Hofler though does not mention Fellini's SATYRICON or Antonioni's ZABRISKIE POINT, two other hits of the counterculture era, as we zoon on to BOB & CAROL & TED & ALICE (which earned Natalie Wood more than any other film she made, as she had a percentage deal) and CARNAL KNOWLEDGE, DEEP THROAT and A CLOCKWORK ORANGE (right). Amusing story about that - arch-manipulator Kubrick stayed at home in England but persuased Malcolm McDowell and Anthony Burgess, the book's author, to go to America and handle the interviews for ORANGE. Then Burgess realised he was not making anything from the film's success as he had earlier sold the rights for a few hundred dollars ....

Schlesinger ran into more trouble with his next one, SUNDAY BLOODY SUNDAY, but was now an Oscar-winning director, so got his way, having to replace his initial choices Ian Bannen and Hiram Keller which was not working out, with the more laid back Peter Finch and Murray Head. Princess Margaret though hated the film with its depiction of "men in bed kissing" - surely she knew enough gays! The kinky sex and violence of PERFORMANCE (left) also frazzled Warner Brothers who did not know what to do with it. STRAW DOGS with its brutal rape was also causing lots of problems. Then there was the notorious making of LAST TANGO IN PARIS ....

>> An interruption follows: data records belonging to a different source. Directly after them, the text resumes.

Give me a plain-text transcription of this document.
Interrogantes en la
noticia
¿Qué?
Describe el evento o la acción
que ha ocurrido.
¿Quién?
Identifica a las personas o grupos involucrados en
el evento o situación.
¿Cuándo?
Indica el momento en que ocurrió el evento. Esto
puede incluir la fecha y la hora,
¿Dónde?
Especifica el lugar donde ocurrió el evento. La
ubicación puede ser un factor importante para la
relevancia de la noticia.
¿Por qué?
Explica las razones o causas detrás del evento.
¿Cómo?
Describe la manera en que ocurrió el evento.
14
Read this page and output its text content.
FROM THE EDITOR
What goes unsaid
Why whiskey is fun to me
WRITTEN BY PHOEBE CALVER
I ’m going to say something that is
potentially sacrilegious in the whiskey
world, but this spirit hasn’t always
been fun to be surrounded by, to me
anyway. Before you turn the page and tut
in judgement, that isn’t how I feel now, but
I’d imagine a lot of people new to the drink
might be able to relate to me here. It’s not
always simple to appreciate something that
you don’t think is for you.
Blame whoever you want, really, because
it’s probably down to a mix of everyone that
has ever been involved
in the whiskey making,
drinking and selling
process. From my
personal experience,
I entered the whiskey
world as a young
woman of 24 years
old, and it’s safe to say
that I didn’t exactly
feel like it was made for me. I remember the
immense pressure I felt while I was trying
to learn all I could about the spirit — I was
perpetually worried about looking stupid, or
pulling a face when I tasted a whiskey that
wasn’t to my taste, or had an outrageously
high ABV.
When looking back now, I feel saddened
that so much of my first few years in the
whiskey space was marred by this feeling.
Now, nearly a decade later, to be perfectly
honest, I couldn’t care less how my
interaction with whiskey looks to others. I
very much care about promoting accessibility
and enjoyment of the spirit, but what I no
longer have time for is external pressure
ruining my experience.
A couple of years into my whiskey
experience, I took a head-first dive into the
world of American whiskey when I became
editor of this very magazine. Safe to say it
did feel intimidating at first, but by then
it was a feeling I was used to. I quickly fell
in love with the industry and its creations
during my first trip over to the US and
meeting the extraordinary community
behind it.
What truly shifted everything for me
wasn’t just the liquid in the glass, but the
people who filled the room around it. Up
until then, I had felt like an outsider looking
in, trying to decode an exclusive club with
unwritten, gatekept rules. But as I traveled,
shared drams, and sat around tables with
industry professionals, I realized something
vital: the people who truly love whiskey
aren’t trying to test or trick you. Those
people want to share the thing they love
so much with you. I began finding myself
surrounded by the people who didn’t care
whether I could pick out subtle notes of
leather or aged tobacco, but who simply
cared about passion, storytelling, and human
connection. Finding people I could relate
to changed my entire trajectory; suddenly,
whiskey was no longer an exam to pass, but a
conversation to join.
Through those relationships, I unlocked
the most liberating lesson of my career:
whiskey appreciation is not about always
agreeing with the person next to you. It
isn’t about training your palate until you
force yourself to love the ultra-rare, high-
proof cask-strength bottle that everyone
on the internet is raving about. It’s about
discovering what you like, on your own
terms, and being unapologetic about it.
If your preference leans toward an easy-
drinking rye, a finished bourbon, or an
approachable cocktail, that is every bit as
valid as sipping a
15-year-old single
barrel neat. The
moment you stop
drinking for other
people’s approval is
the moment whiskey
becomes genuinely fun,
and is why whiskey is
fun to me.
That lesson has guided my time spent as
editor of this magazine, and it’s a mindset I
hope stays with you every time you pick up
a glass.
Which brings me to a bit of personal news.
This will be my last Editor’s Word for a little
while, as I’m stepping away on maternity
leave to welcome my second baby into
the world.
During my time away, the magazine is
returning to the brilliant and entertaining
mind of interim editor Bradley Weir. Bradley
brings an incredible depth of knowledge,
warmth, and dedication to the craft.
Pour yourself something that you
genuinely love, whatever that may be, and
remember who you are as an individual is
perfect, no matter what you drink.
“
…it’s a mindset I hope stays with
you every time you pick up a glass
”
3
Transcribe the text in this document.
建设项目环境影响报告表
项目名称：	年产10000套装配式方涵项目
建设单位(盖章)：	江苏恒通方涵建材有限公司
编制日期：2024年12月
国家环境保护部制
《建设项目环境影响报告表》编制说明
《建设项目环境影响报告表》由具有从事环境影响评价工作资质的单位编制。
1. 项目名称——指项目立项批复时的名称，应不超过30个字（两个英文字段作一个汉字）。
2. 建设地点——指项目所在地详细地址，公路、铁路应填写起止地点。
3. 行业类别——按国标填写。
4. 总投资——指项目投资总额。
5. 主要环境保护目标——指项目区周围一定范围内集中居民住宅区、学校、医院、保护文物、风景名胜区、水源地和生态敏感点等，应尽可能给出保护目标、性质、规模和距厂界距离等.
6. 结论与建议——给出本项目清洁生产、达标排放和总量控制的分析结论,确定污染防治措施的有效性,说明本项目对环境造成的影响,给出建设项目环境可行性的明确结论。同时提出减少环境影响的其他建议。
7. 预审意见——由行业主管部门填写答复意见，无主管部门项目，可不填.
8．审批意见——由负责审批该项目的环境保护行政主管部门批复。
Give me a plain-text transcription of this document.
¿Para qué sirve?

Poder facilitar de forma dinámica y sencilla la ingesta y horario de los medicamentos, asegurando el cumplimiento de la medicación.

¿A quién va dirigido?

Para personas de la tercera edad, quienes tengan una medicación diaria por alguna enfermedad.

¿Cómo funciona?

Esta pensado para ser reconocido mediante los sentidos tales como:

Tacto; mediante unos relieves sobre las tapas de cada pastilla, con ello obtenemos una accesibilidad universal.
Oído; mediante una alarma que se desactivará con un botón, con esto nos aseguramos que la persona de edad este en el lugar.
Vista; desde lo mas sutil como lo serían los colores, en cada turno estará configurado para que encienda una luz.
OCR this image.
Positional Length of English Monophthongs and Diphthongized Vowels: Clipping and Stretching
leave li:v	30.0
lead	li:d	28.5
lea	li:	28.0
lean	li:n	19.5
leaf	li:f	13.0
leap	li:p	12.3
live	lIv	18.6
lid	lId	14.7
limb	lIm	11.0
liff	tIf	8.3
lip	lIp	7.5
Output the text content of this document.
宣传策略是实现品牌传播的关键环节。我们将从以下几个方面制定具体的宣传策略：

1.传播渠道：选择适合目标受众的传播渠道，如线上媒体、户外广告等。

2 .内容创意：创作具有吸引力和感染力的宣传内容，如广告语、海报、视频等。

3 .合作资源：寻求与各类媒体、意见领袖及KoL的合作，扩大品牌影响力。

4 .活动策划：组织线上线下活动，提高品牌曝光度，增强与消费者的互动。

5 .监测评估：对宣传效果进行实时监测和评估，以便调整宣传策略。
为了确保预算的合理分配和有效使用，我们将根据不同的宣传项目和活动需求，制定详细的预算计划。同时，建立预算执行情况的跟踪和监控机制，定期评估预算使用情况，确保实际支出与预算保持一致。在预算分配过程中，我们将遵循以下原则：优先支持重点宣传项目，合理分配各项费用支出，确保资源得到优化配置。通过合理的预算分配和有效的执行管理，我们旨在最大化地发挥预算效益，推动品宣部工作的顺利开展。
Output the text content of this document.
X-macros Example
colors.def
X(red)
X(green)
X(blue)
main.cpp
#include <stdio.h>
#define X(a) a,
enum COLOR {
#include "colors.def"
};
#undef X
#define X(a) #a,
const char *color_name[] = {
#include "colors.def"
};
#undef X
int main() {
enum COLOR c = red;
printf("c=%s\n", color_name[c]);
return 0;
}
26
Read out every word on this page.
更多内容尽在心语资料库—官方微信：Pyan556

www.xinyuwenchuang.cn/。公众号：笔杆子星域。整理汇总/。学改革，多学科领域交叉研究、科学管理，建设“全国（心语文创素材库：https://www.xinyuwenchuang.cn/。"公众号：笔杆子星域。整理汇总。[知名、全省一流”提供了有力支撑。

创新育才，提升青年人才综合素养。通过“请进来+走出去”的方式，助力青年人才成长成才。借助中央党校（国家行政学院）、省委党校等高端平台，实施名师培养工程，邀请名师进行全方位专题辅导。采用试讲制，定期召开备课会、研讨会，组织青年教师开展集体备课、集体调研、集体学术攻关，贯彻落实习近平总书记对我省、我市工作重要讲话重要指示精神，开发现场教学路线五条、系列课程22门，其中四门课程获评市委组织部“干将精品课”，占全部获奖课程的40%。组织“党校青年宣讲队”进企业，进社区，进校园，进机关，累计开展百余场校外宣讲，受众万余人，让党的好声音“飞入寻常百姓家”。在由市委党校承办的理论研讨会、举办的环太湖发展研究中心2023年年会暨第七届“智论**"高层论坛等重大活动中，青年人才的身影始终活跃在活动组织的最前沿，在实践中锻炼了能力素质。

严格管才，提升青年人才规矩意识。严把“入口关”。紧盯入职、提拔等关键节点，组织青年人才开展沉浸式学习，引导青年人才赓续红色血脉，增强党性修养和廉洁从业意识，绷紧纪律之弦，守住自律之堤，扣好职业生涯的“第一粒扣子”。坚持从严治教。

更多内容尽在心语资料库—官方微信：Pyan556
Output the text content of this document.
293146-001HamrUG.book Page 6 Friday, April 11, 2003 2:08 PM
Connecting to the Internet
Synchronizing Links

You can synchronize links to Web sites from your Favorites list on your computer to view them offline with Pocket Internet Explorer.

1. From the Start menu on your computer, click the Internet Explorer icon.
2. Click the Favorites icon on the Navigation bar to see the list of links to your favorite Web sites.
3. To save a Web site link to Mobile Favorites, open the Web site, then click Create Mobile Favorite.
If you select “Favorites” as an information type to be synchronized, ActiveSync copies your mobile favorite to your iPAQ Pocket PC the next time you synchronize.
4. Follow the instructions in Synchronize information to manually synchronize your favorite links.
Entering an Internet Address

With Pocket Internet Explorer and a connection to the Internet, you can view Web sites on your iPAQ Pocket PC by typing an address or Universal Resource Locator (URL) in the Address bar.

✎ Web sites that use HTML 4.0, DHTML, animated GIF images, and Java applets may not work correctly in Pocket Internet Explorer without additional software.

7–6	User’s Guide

A fascinating era in all, as the new freedoms slowly became commonplace- as covered by "Films & Filming" and other magazines.  Another discussion I attended in 1970, when 24, at the BFI was on the topic of 'Actors & Nudity' - a hot topic then with more and more actresses and actors too, having to get their kit off. 
I remember Billie Whitelaw being vocal at this, and Zeffirelli's naked Romeo, Leonard Whiting, in a crushed velvet blue suit. He was standing next to me afterwards at the gents urinal  ... not a suitable moment to chat though.
Censorship still raged in Ireland then, a look at WOMEN IN LOVE at the local cinema I grew up in, in 1970 or so reduced us to helpless laughter - the wrestling scene had been reduced to a few shots of them panting on the carpet, making it even more suggestive. They were running MIDNIGHT COWBOY the following week - I wondered how much of that was left ...
How times change: Finland is now issuing quite explicit Tom of Finland stamps!